As Gareth Southgate noted last week, after a conversation with his daughter, we urgently need more women in sport. Even in tennis, where the gender split is pretty equal in terms of players and fan base, we still lag behind in terms of female personnel. We desperately need a significant investment in a bigger female workforce across all sports.
Imagine being the only girl in a training group, going through puberty, and all the coaches are men who expect you to follow the same training programme as the boys. It happens. If the coaches do not understand all the physical and emotional changes a girl is going through during those teenage years, they are not going to be able to create the optimal programme or get the best out of her. They also need to understand the effects of the menstrual cycle on performance and be comfortable talking about it. Girls are way less likely to open up to male coaches on personal issues.
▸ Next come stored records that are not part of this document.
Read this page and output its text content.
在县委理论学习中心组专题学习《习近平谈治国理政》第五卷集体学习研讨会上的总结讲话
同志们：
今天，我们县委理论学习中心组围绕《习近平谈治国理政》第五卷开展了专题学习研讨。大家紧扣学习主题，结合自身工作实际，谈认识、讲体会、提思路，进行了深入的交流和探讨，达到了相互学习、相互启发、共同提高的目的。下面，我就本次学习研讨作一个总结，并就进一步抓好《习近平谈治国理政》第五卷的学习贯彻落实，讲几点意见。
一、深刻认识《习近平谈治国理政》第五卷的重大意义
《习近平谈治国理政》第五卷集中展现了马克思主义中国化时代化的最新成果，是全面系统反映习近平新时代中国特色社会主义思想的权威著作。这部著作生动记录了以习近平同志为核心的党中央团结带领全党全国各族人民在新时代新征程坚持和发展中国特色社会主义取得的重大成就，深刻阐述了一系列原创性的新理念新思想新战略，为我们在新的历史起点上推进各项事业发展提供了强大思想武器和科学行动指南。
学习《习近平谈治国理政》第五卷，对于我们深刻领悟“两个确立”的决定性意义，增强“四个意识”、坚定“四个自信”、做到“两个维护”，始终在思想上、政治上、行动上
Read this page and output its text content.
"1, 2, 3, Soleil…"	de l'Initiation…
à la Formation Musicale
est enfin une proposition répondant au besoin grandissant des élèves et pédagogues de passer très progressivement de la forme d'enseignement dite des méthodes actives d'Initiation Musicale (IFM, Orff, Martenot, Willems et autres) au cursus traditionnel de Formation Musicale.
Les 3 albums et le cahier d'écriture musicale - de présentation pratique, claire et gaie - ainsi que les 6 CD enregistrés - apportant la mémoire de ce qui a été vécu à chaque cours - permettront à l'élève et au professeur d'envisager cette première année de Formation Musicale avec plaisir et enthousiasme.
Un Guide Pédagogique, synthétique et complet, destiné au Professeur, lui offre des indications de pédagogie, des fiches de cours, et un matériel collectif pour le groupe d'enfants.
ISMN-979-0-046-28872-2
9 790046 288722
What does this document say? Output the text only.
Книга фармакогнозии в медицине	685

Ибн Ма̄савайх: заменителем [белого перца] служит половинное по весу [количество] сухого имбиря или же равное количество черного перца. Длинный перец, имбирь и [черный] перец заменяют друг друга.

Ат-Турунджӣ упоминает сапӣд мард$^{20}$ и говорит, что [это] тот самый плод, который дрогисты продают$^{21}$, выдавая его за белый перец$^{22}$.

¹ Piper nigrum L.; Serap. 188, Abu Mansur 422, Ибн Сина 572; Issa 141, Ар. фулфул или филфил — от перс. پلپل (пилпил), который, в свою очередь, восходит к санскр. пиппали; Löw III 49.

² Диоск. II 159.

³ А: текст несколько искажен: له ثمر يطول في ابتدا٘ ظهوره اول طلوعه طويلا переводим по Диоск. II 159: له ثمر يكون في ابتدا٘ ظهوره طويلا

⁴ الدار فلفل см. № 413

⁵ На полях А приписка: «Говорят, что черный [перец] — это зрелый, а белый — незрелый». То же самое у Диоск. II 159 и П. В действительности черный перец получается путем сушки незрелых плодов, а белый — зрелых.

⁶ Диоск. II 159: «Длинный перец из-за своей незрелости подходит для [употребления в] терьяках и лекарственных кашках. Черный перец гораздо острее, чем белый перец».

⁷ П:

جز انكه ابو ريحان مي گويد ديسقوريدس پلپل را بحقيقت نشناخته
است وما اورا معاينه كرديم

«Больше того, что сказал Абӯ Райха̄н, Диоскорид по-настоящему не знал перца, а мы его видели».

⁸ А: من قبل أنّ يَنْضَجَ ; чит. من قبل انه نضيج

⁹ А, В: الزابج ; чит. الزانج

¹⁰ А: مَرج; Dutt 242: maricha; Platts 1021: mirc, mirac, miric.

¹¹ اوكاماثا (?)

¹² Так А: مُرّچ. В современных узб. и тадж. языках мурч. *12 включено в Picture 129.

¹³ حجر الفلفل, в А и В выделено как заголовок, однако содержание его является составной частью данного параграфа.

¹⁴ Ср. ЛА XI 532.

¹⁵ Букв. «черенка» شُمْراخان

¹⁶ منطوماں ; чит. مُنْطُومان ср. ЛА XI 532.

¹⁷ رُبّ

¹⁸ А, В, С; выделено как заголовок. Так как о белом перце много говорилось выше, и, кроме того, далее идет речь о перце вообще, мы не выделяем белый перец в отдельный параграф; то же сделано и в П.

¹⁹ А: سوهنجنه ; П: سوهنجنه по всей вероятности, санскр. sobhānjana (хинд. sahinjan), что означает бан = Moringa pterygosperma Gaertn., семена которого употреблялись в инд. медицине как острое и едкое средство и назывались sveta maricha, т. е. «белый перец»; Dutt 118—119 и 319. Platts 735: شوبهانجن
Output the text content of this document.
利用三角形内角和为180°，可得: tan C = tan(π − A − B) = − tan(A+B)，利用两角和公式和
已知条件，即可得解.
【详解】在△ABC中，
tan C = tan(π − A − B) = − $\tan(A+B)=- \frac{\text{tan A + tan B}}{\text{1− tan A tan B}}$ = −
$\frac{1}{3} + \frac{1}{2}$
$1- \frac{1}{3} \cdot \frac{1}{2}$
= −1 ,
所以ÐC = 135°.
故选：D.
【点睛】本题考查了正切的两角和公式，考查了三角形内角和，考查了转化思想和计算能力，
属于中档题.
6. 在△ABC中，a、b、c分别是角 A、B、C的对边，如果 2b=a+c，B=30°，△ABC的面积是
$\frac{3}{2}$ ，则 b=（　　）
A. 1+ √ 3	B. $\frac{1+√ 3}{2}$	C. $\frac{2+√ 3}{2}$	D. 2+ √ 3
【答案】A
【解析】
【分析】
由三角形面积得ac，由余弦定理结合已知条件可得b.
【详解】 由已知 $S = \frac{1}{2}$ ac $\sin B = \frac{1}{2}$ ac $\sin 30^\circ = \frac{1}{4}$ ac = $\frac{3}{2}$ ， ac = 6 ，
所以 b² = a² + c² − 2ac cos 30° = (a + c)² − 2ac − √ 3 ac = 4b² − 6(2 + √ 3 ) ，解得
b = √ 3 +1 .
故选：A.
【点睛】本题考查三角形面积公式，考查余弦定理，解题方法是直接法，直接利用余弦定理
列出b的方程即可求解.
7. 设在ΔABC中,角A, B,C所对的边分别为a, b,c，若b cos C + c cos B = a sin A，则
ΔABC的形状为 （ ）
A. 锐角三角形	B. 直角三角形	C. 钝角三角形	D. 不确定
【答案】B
Thankfully, there has been some great work going on in that space by The Well HQ and Dr Georgie Bruinvels. But we need coaches, teachers, coach educators, sports scientists and medical teams to embrace that information and make it part and parcel of their remits. From elite coaches to PE teachers, we have to get this right for girls now.
Every sport's coaching qualifications should include a course that focuses on the differences between working with boys and girls. Whether that is physically or emotionally, you have to be prepared to adapt your behaviour, your content and your communication to get the best out of whoever is in front of you. Coaching is still a very male-dominated domain, so I would like to see governing bodies prioritise workshops on how to work effectively with women and girls.
Emma's triumph has shown what is possible for young girls to achieve through hard work, determination and great support. There is talent out there, that is for sure, but it has to be spotted and then nurtured in the right way, by the right people in the right environments. There is no doubt that Emma will attract many more women and girls into tennis – and we need to be ready to make it fun for them.